Grieve plays strongly into a clear public distrust of Johnson in Beaconsfield. At Monday night’s hustings, he unleashed a tirade against his former party colleague after one woman received the biggest cheer of the night when she asked the candidates whether a man who insulted working-class men and called gay men “tank-topped bum boys” was “really the man we want representing our country in the 21st century?”

‘Pathological liar’

“He is reckless, he is egocentric and he is, I’m afraid, a pathological liar,” answers Grieve, drawing a roar of approval and sustained applause in the packed church. He lies “on an almost daily basis”, he adds, through angry heckles.

“It worries me very much for the future of our country. We haven’t experienced anything like this,” he says.

Grieve is hoping that fears about Johnson and his leading a majority government will trump dyed-in-the-wool true blue allegiance to the Tories and Brexit fatigue.

The latter is proving Grieve’s biggest enemy.

"Just get Brexit done, just get out," businessman Peter Mayer says, crossing Marlow's bridge. "I was actually voted remain but there is just so much indecision now, it just needs to get done."

A corporate fix-it guy for big projects, Mayer says business has dried up over general uncertainty around what might happen with Brexit. Clients have just stopped spending money; “too much indecision”, he says.

"I know Boris is the best of the worst choice but he is the one that gets through it," he says, echoing a view heard several times from members of the public on the streets of Marlow and Beaconsfield.

“I am not sure I trust Boris that much but he is better than anyone else,” says John Smith, standing in the middle of Beaconsfield.

Even Grieve’s supporters acknowledge Johnson’s “get Brexit done” campaign slogan is working.

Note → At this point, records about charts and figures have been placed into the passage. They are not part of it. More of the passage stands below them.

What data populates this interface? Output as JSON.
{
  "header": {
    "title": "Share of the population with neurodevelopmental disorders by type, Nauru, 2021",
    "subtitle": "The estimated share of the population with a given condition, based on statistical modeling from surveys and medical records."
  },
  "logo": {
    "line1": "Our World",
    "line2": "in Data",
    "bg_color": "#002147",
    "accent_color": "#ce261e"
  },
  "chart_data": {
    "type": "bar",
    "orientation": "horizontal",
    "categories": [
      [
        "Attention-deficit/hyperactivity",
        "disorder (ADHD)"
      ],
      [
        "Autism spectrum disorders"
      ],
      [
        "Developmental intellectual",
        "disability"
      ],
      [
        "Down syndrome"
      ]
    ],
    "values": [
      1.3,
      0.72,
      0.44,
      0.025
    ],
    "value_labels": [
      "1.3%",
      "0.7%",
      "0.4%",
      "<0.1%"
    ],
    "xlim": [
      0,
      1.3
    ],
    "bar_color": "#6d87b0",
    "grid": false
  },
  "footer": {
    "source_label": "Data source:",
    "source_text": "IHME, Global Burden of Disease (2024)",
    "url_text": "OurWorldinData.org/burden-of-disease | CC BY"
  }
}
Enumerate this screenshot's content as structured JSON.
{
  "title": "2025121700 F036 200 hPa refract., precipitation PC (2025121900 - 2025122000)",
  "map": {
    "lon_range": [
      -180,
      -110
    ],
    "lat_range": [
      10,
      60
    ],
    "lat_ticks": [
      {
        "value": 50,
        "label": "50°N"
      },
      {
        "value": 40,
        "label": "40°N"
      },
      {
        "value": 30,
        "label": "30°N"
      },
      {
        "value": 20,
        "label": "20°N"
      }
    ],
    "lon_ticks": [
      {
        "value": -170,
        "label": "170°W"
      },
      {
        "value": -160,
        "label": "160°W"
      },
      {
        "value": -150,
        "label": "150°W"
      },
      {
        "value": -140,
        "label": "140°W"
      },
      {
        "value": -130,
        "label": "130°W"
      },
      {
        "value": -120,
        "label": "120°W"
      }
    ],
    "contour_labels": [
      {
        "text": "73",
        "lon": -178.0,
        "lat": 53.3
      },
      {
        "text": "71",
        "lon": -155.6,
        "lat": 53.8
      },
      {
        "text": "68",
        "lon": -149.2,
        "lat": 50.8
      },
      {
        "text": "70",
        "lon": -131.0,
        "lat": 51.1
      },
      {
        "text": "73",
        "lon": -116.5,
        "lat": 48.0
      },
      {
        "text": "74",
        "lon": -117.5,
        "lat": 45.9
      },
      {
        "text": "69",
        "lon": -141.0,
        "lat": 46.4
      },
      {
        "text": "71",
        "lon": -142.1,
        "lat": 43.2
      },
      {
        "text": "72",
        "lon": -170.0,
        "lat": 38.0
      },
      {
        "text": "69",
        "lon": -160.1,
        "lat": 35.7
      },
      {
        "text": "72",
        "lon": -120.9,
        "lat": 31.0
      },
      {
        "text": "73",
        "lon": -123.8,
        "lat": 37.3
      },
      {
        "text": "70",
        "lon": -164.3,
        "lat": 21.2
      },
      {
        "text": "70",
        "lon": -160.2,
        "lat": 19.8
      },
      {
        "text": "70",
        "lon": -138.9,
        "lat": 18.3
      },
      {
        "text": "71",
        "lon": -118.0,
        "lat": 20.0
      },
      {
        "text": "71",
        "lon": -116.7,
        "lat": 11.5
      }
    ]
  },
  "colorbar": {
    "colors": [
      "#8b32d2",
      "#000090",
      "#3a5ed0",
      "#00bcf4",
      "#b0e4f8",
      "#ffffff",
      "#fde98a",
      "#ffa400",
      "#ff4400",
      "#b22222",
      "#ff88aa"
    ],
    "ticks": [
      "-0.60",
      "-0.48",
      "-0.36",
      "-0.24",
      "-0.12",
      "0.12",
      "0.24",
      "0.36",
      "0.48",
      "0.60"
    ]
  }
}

"When you are exhausted, any port in a storm – it is a clever strategy," says TV writer Robert Thorogood, a lifelong Labour member who is canvassing with Grieve in Marlow to stop "hard Brexiteer" Morrissey.

“The problem we are finding is the message is so powerful and to counter it you need to use about five to six words but they stop listening after three because you are not saying ‘get Brexit done’.”

Major endorsement

Stood-down Lib Dem candidate Rob Castell says he cannot understand why Grieve would not be "the preferred choice" of Conservatives here given that he was their MP for 22 years and has "absolutely denounced" Johnson. Grieve has even been endorsed by former Conservative prime minister Sir John Major.

Instead, it comes down to “the fact we are obsessed by the party system in this country”, says Castell.

Thorogood agrees, though he notes the biggest cheer of Monday night’s hustings was “against Boris Johnson as our prime minister”.

“There is definitely a feeling that he is a bad person but these people are Tories; they vote for the rosette – constitutionally, they have voted Tory their whole lives, they don’t know how to vote any different.”

Beaconsfield on Thursday will be an intriguing test of the rigidity of Britain’s party system.